On a national sports radio program recently, two talk-show hosts were discussing star quarterback Peyton Manning and the enormous impact he is having in his new football home, Denver.
They mentioned that Manning had already learned the entire playbook, but even more interesting was that he had learned the names of the entire press group and as much as he could about them and their families. One host opined how brilliant that was of Manning.
Perhaps Manning does this because he knows the value of scouting reports, which colleges and major sports leagues use to assess their competition and draft choices.
I don't know if Peyton Manning is familiar with the Mackay 66-Question Customer Profile, which I wrote about in my book, "Swim with the Sharks Without Being Eaten Alive," but Manning certainly knows the power that it yields when used properly to build relationships.
I have been preaching about the power of the Mackay 66 for my entire career. It's a tool to help you humanize your selling strategy. To be successful in life -- and especially in sales -- you must have a desire to help people. Studies show that you can't talk business all the time. Your customers are people first!
I developed this 66-question customer profile when I was 21 years old. (The Mackay 66 is available for free on my website, www.harveymackay.com.) At MackayMitchell Envelope Co., we require all our salespeople to fill it out about every customer.
You wouldn't believe how much we know about our customers. The IRS wouldn't believe how much we know about our customers.
And I'm not talking about their tastes in envelopes. We want to know, based on routine conversation and observation, what our customers are like as human beings. What do they feel strongly about? What are they proudest of having achieved? Are there any status symbols in their offices? In other words, we want to know the person behind the desk.
And remember this is not just for our customers. It's also for our suppliers. We want the best paper suppliers in the country. We want the best ink suppliers.
Use the Mackay 66 for employees, competitors and anyone you can benefit from knowing more about. Every time you encounter those people, you learn a little bit more about them.
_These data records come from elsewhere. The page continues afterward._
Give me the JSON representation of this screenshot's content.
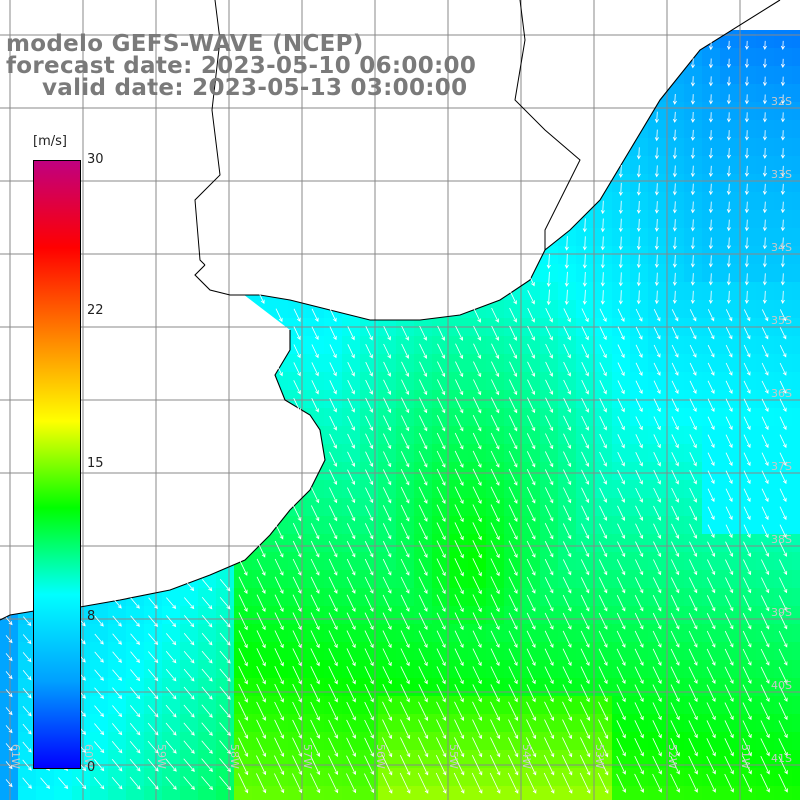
{
  "title": {
    "line1": "modelo GEFS-WAVE (NCEP)",
    "line2": "forecast date: 2023-05-10 06:00:00",
    "line3": "valid date: 2023-05-13 03:00:00"
  },
  "colorbar": {
    "unit": "[m/s]",
    "ticks": [
      "30",
      "22",
      "15",
      "8",
      "0"
    ],
    "min": 0,
    "max": 30,
    "colors": [
      "#0000ff",
      "#00a0ff",
      "#00ffff",
      "#00ff00",
      "#ffff00",
      "#ff8000",
      "#ff0000",
      "#c00080"
    ]
  },
  "grid": {
    "lat_labels": [
      "32S",
      "33S",
      "34S",
      "35S",
      "36S",
      "37S",
      "38S",
      "39S",
      "40S",
      "41S"
    ],
    "lon_labels": [
      "61W",
      "60W",
      "59W",
      "58W",
      "57W",
      "56W",
      "55W",
      "54W",
      "53W",
      "52W",
      "51W"
    ]
  },
  "field": {
    "variable": "wind speed",
    "units": "m/s",
    "dominant_direction": "toward south-southeast"
  }
}
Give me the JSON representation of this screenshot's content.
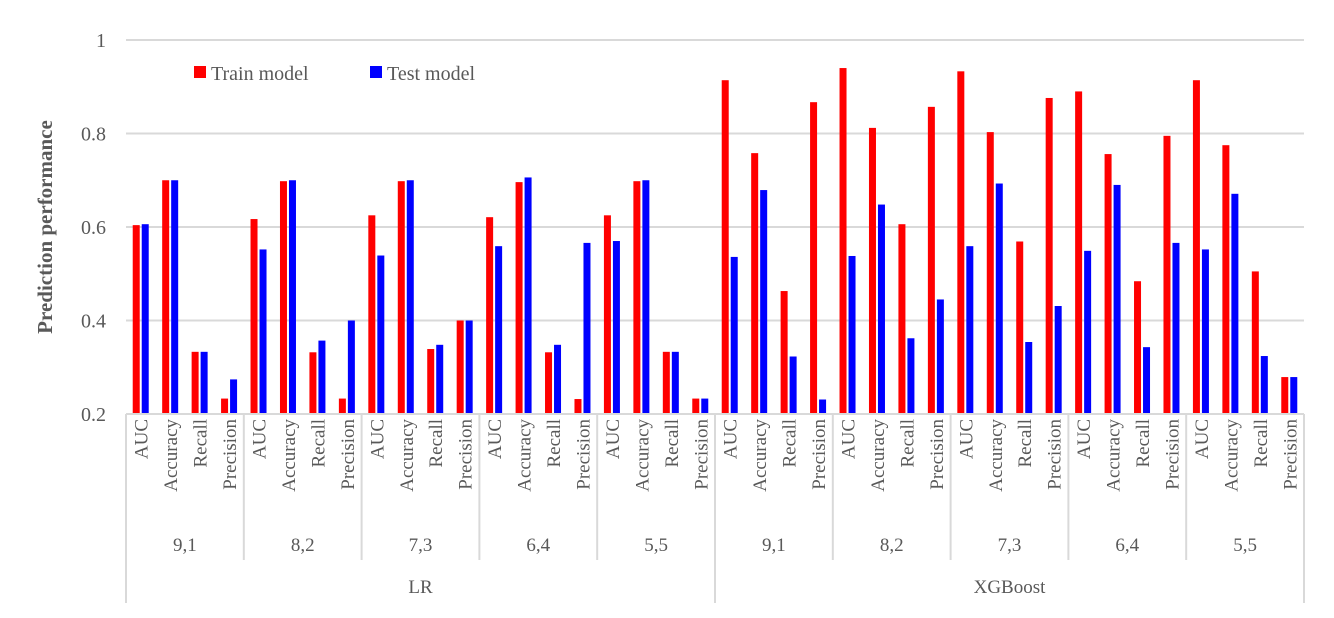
{
  "chart_data": {
    "type": "bar",
    "title": "",
    "xlabel": "",
    "ylabel": "Prediction performance",
    "ylim": [
      0.2,
      1.0
    ],
    "yticks": [
      "0.2",
      "0.4",
      "0.6",
      "0.8",
      "1"
    ],
    "ytick_values": [
      0.2,
      0.4,
      0.6,
      0.8,
      1.0
    ],
    "grid": true,
    "legend_position": "top-left",
    "colors": {
      "train": "#ff0000",
      "test": "#0000ff"
    },
    "models": [
      "LR",
      "XGBoost"
    ],
    "splits": [
      "9,1",
      "8,2",
      "7,3",
      "6,4",
      "5,5"
    ],
    "metrics": [
      "AUC",
      "Accuracy",
      "Recall",
      "Precision"
    ],
    "series": [
      {
        "name": "Train model",
        "key": "train",
        "values": {
          "LR": {
            "9,1": [
              0.604,
              0.7,
              0.333,
              0.233
            ],
            "8,2": [
              0.617,
              0.698,
              0.332,
              0.233
            ],
            "7,3": [
              0.625,
              0.698,
              0.339,
              0.4
            ],
            "6,4": [
              0.621,
              0.696,
              0.332,
              0.232
            ],
            "5,5": [
              0.625,
              0.698,
              0.333,
              0.233
            ]
          },
          "XGBoost": {
            "9,1": [
              0.914,
              0.758,
              0.463,
              0.867
            ],
            "8,2": [
              0.94,
              0.812,
              0.606,
              0.857
            ],
            "7,3": [
              0.933,
              0.803,
              0.569,
              0.876
            ],
            "6,4": [
              0.89,
              0.756,
              0.484,
              0.795
            ],
            "5,5": [
              0.914,
              0.775,
              0.505,
              0.279
            ]
          }
        }
      },
      {
        "name": "Test model",
        "key": "test",
        "values": {
          "LR": {
            "9,1": [
              0.606,
              0.7,
              0.333,
              0.274
            ],
            "8,2": [
              0.552,
              0.7,
              0.357,
              0.4
            ],
            "7,3": [
              0.539,
              0.7,
              0.348,
              0.4
            ],
            "6,4": [
              0.559,
              0.706,
              0.348,
              0.566
            ],
            "5,5": [
              0.57,
              0.7,
              0.333,
              0.233
            ]
          },
          "XGBoost": {
            "9,1": [
              0.536,
              0.679,
              0.323,
              0.231
            ],
            "8,2": [
              0.538,
              0.648,
              0.362,
              0.445
            ],
            "7,3": [
              0.559,
              0.693,
              0.354,
              0.431
            ],
            "6,4": [
              0.549,
              0.69,
              0.343,
              0.566
            ],
            "5,5": [
              0.552,
              0.671,
              0.324,
              0.279
            ]
          }
        }
      }
    ]
  }
}
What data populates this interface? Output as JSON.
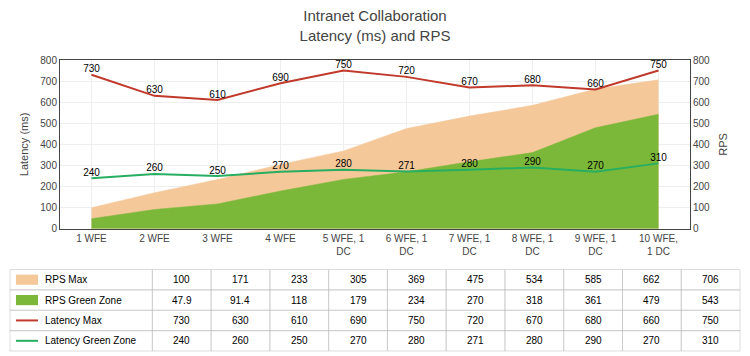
{
  "chart_data": {
    "type": "line",
    "title": "Intranet Collaboration",
    "subtitle": "Latency (ms) and RPS",
    "categories": [
      "1 WFE",
      "2 WFE",
      "3 WFE",
      "4 WFE",
      "5 WFE, 1\nDC",
      "6 WFE, 1\nDC",
      "7 WFE, 1\nDC",
      "8 WFE, 1\nDC",
      "9 WFE, 1\nDC",
      "10 WFE,\n1 DC"
    ],
    "series": [
      {
        "name": "RPS Max",
        "type": "area",
        "color": "#F5C89A",
        "axis": "y2",
        "values": [
          100,
          171,
          233,
          305,
          369,
          475,
          534,
          585,
          662,
          706
        ]
      },
      {
        "name": "RPS Green Zone",
        "type": "area",
        "color": "#7BB83A",
        "axis": "y2",
        "values": [
          47.9,
          91.4,
          118,
          179,
          234,
          270,
          318,
          361,
          479,
          543
        ]
      },
      {
        "name": "Latency Max",
        "type": "line",
        "color": "#C0392B",
        "data_labels": true,
        "values": [
          730,
          630,
          610,
          690,
          750,
          720,
          670,
          680,
          660,
          750
        ]
      },
      {
        "name": "Latency Green Zone",
        "type": "line",
        "color": "#27AE60",
        "data_labels": true,
        "values": [
          240,
          260,
          250,
          270,
          280,
          271,
          280,
          290,
          270,
          310
        ]
      }
    ],
    "ylabel": "Latency (ms)",
    "y2label": "RPS",
    "ylim": [
      0,
      800
    ],
    "yticks": [
      0,
      100,
      200,
      300,
      400,
      500,
      600,
      700,
      800
    ],
    "y2lim": [
      0,
      800
    ],
    "y2ticks": [
      0,
      100,
      200,
      300,
      400,
      500,
      600,
      700,
      800
    ],
    "grid": true
  }
}
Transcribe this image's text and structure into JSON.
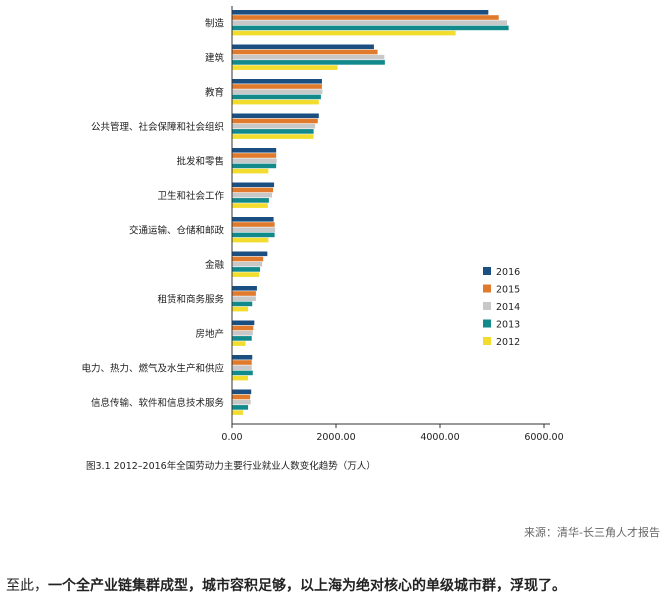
{
  "chart_data": {
    "type": "bar",
    "orientation": "horizontal",
    "categories": [
      "制造",
      "建筑",
      "教育",
      "公共管理、社会保障和社会组织",
      "批发和零售",
      "卫生和社会工作",
      "交通运输、仓储和邮政",
      "金融",
      "租赁和商务服务",
      "房地产",
      "电力、热力、燃气及水生产和供应",
      "信息传输、软件和信息技术服务"
    ],
    "series": [
      {
        "name": "2016",
        "color": "#1b4f82",
        "values": [
          4920,
          2720,
          1720,
          1660,
          840,
          800,
          790,
          670,
          470,
          420,
          380,
          360
        ]
      },
      {
        "name": "2015",
        "color": "#e07b2e",
        "values": [
          5120,
          2790,
          1720,
          1640,
          840,
          780,
          810,
          590,
          450,
          400,
          370,
          340
        ]
      },
      {
        "name": "2014",
        "color": "#c8c8c8",
        "values": [
          5280,
          2920,
          1730,
          1590,
          850,
          760,
          820,
          570,
          450,
          390,
          370,
          350
        ]
      },
      {
        "name": "2013",
        "color": "#12898a",
        "values": [
          5310,
          2930,
          1700,
          1560,
          840,
          700,
          810,
          530,
          380,
          370,
          390,
          300
        ]
      },
      {
        "name": "2012",
        "color": "#f2dc2e",
        "values": [
          4290,
          2020,
          1660,
          1560,
          690,
          680,
          690,
          510,
          300,
          250,
          300,
          200
        ]
      }
    ],
    "xlim": [
      0,
      6000
    ],
    "xticks": [
      "0.00",
      "2000.00",
      "4000.00",
      "6000.00"
    ],
    "legend_position": "right",
    "grid": false
  },
  "caption": "图3.1 2012–2016年全国劳动力主要行业就业人数变化趋势（万人）",
  "source": "来源：清华-长三角人才报告",
  "bottom_text": {
    "prefix": "至此，",
    "bold": "一个全产业链集群成型，城市容积足够，以上海为绝对核心的单级城市群，浮现了。"
  }
}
You will probably never fill out all 66 items, but 30 are better than 20, and 15 are better than 10. They cover things like education (high school and college), family (spouses and kids), anniversaries, hobbies and interests, favorite sports teams, vacation habits, previous employment, professional and trade associations, clubs and so on.
Question No. 66: Does your competitor have more or better answers to the above questions than you have?
The Mackay 66 is a concept, a philosophy and a tool. You still must perform. But if you perform and build a good relationship, you not only get the order, you get all the reorders.
You simply cannot know enough about your customers, employees, suppliers and competitors.
Here's a story that dates back about 100 years that illustrates the importance of noticing the little things and knowing your audience.
Sir Arthur Conan Doyle, the creator of Sherlock Holmes, was quite impressed with the observational powers of a cab driver who picked him up at the train station after a vacation to the south of France. As he stepped into the cab and put his suitcase on the seat next to him, the driver surprised him by asking, "Where would you like to go, Mr. Doyle?"
Doyle was shocked that the man knew his name and asked whether they had ever met.
The driver said no, which prompted Doyle to ask how he knew who Doyle was.
The driver replied, "This morning's paper had a story about you being on vacation in Marseilles. This is the taxi stand where people who return from Marseilles always come. Your skin color tells me that you have been on vacation. The ink spot on your right index finger suggests to me that you are a writer. Your clothing is very English, and not French. Adding up all those pieces of information, I deduce that you are Sir Arthur Conan Doyle. That, and your name is on your suitcase."
Mackay's Moral: People don't care how much you know about them, once they realize how much you care about them.